Deux comportements à repérer :

  • Port ouvert (22/SSH) : SYN → SYN-ACK → RST
  • Port fermé (23, 25…) : SYN → RST-ACK

Lecture des flags TCP

FlagSignification
SYNDemande de connexion
SYN-ACKLa cible accepte
ACKConfirmation
RSTConnexion refusée / coupée
FINFin normale de connexion

Le pattern qui trahit un scan SYN :

SYN → SYN-ACK → RST

Le RST immédiat après SYN-ACK signifie que la connexion n'a jamais été utilisée. C'est une signature de scan.

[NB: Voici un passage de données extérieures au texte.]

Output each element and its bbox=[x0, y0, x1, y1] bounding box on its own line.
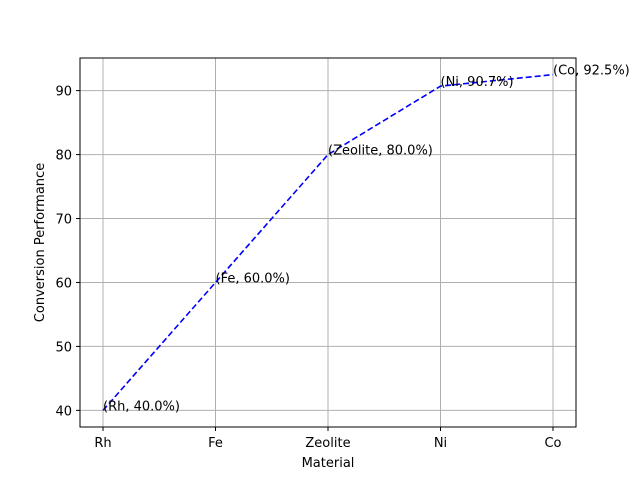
y-tick-label: 80 bbox=[55, 149, 72, 164]
data-label: (Fe, 60.0%) bbox=[216, 271, 290, 286]
data-label: (Ni, 90.7%) bbox=[441, 75, 514, 90]
y-axis-label: Conversion Performance bbox=[33, 163, 48, 322]
data-series bbox=[102, 73, 554, 411]
x-tick-label: Rh bbox=[94, 436, 111, 451]
y-tick-label: 70 bbox=[55, 213, 72, 228]
y-tick-label: 50 bbox=[55, 340, 72, 355]
y-tick-label: 40 bbox=[55, 404, 72, 419]
x-axis-label: Material bbox=[302, 456, 355, 471]
data-labels: (Rh, 40.0%) (Fe, 60.0%) (Zeolite, 80.0%) (N… bbox=[103, 64, 630, 415]
x-tick-label: Co bbox=[544, 436, 561, 451]
x-axis-ticks: Rh Fe Zeolite Ni Co bbox=[94, 427, 562, 451]
series-line bbox=[102, 73, 554, 411]
data-label: (Rh, 40.0%) bbox=[103, 399, 180, 414]
data-label: (Co, 92.5%) bbox=[553, 64, 630, 79]
y-axis-ticks: 40 50 60 70 80 90 bbox=[55, 85, 80, 419]
x-tick-label: Fe bbox=[208, 436, 223, 451]
x-tick-label: Ni bbox=[434, 436, 447, 451]
grid-lines bbox=[80, 58, 576, 427]
data-label: (Zeolite, 80.0%) bbox=[328, 144, 433, 159]
y-tick-label: 60 bbox=[55, 276, 72, 291]
y-tick-label: 90 bbox=[55, 85, 72, 100]
x-tick-label: Zeolite bbox=[305, 436, 350, 451]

Différence avec une connexion normale

Une connexion HTTP légitime fait :

SYN → SYN-ACK → ACK → GET / HTTP/1.1 → 200 OK → FIN

Un scan SYN fait :

SYN → SYN-ACK → RST    (port ouvert)
SYN → RST-ACK          (port fermé)

Il manque le ACK final — c'est précisément ce qui rend le scan "stealth".

Les filtres Wireshark indispensables

Voir uniquement les SYN

tcp.flags.syn == 1 && tcp.flags.ack == 0

Affiche tous les SYN initiaux (tentatives de connexion). Un pic = scan probable.

Voir uniquement les RST

tcp.flags.rst == 1

Affiche les connexions refusées. Beaucoup de RST depuis une IP source = scan.

Voir un port spécifique

tcp.port == 22

Combiner

ip.addr == 192.168.149.130 && tcp.port == 80 && tcp.flags.syn == 1

→ Tous les SYN vers le port 80 de l'Ubuntu.

Comprendre le three-way handshake

Le three-way handshake est la base de toute connexion TCP :

#Source → DestinationFlags
1Client → ServeurSYN
2Serveur → ClientSYN, ACK
3Client → ServeurACK

Après ces 3 paquets, la connexion est établie. Les données peuvent circuler.

Puis l'échange de données

#Source → DestinationContenu
4Client → ServeurGET / HTTP/1.1
5Serveur → ClientHTTP/1.1 200 OK

Et la fermeture

#Source → DestinationFlags
6Client → ServeurFIN, ACK
7Serveur → ClientFIN, ACK
8Client → ServeurACK

Total : 8 paquets pour un simple GET HTTP.

Un scan SYN : 3 paquets par port (SYN, SYN-ACK, RST). Sur 1000 ports scannés → 3000 paquets en quelques secondes.

Follow TCP Stream

Pour suivre une conversation complète :

  1. Clic droit sur un paquet
  2. FollowTCP Stream

Tu vois la conversation brute, en clair (si non chiffrée). Très utile pour analyser une session HTTP, un échange SMTP, etc.

Détecter un scan — les signaux faibles

En SOC, un scan Nmap se détecte par accumulation d'indices :

SignalCe que ça veut dire
Beaucoup de SYN depuis une IP vers des ports différentsScan de ports
RST en rafalePorts fermés scannés
Pas de ACK final après SYN-ACKScan SYN (stealth)
Durée très courte pour beaucoup de portsAutomatisé, pas humain
SYN vers des ports inhabituels (8888, 9000, 31337)Scan ciblé

Avec mon outil Network Packet Analyzer :

🚨 CRITIQUE — SCAN DE PORTS (interne) depuis 192.168.149.129 — 1000 ports distincts

→ Détection automatique basée sur le même principe.

Bonnes pratiques

  • Lancer la capture avant de générer le trafic
  • Filtrer sur les IPs concernées (ip.addr ==)
  • Sauvegarder les captures (.pcap) pour analyse ultérieure
  • Nommer tes captures (scan_syn_ubuntu_20250922.pcap)
  • ✅ Utiliser curl plutôt qu'un navigateur pour les tests HTTP simples
  • ❌ Ne pas analyser du trafic sans autorisation

Ce que j'en retiens

  1. Un scan SYN laisse une signature claire : SYN → SYN-ACK → RST
  2. Le handshake TCP est la clé pour distinguer trafic légitime et scan
  3. Les filtres Wireshark sont indispensables pour ne pas se noyer
  4. En SOC, la détection repose sur la corrélation : source + destination + volume + durée

Comprendre ce qui se passe au niveau paquet, c'est comprendre ce que tu verras dans les logs.